Oh, well, shit. This isn’t going well.
Bran practically vibrates with rage.
I take a step, inserting myself between them before Bran has a fae heart dripping blood from his hand.
“It’s really nice to meet you, Arion,” I say, trying for diplomacy and kindness. After all, if I’m regarded as the villain, I need to do everything in my power to prove to them that I’m not.
“Can you at least tell us if you’re friend or foe?”
Arion shrugs, but it’s a calculated shrug with no ounce of casualness to it. “I think the answer to that question is entirely up to you.” He unclasps his hands from behind his back and offers up a thick card captured between his middle and pointer finger.
Before Bran can tell me otherwise, I snatch the card from the fae.
It’s thick, the paper creamy, but textured like linen. The text on the front is an elegant, looping handwriting and the note says: Moonlit side of Bramwell Pond. Tomorrow night at midnight.
I look up at Arion.
“Come if you wish. Or don’t. I don’t care.” He turns away and the fae crowd parts for him. He clearly rules what few fae remain on this side and my fear and anxiety turn into a knot.

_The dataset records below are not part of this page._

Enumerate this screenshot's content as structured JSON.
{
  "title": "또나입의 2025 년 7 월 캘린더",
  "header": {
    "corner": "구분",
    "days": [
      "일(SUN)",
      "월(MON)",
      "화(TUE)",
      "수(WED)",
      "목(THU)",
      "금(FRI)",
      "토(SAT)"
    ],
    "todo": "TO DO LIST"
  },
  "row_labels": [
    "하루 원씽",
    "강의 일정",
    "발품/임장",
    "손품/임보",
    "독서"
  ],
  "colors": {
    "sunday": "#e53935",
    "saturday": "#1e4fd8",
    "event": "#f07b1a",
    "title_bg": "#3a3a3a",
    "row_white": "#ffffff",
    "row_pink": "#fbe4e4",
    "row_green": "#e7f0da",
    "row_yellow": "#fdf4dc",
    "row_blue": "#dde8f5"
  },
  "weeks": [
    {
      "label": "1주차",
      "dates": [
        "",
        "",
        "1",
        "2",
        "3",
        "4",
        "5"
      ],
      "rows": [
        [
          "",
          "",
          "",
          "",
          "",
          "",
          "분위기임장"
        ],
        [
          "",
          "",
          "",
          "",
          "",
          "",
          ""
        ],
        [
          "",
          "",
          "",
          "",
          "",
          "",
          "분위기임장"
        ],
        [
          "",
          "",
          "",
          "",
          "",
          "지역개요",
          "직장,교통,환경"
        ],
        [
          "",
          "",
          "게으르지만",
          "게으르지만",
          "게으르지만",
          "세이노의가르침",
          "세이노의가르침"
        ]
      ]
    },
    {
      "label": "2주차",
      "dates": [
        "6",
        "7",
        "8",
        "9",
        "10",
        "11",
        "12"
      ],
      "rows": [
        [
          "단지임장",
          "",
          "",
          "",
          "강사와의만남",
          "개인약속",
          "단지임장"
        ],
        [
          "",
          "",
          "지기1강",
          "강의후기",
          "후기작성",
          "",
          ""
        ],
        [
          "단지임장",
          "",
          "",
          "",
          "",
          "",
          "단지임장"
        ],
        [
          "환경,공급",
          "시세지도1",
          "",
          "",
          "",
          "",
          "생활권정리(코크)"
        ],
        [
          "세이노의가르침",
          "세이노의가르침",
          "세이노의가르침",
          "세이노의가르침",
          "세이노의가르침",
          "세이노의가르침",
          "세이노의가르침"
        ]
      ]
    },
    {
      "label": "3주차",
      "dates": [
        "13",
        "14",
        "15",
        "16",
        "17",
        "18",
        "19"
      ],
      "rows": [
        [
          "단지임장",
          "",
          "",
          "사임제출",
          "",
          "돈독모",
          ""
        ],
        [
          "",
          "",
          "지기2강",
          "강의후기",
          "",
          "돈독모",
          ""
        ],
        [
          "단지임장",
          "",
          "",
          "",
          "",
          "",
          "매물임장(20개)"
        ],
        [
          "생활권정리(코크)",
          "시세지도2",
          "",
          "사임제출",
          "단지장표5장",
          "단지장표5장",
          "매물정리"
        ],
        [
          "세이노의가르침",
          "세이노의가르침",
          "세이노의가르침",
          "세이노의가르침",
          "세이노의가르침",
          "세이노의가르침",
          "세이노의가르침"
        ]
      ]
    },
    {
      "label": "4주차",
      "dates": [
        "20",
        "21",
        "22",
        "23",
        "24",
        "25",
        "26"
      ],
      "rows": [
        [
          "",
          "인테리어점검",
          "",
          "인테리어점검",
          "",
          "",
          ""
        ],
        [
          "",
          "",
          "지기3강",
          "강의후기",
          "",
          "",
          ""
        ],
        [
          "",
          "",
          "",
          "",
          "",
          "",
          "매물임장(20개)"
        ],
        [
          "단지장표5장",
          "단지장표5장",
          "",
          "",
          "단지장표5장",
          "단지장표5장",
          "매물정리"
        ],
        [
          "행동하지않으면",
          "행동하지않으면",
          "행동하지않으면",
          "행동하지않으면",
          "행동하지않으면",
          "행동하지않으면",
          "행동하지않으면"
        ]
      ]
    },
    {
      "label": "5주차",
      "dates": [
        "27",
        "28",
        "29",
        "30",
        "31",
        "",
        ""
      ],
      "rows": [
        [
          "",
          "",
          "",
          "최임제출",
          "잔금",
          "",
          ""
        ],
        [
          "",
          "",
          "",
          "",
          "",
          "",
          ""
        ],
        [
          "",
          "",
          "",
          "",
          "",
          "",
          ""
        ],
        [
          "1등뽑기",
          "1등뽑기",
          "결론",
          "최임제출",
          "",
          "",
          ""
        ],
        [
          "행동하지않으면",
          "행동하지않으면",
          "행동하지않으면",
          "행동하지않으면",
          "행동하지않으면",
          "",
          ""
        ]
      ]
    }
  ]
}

I don’t like that I’ve literally never met this man, and I definitely don’t like that he immediately knew how and where to find me. It means he knows more about being fae than I do, which isn’t much at all.
He has the upper hand no matter how powerful I’m supposed to be.
I take a step to follow him when Bran hooks me by the elbow and whirls me around. “Where the hell do you think you’re going?”
I lean into him and lower my voice. “We need to find out what’s going on here.”
He takes the card from me and reads it over, then curses beneath his breath. “Waiting will be better, little mouse. Trust me.” He yanks me down the street away from the fae where they’re dispersing fast and following after Arion, the darkness of the night swallowing them up.
“Aren’t you curious about him? I hate waiting and I don’t want to run away,” I argue.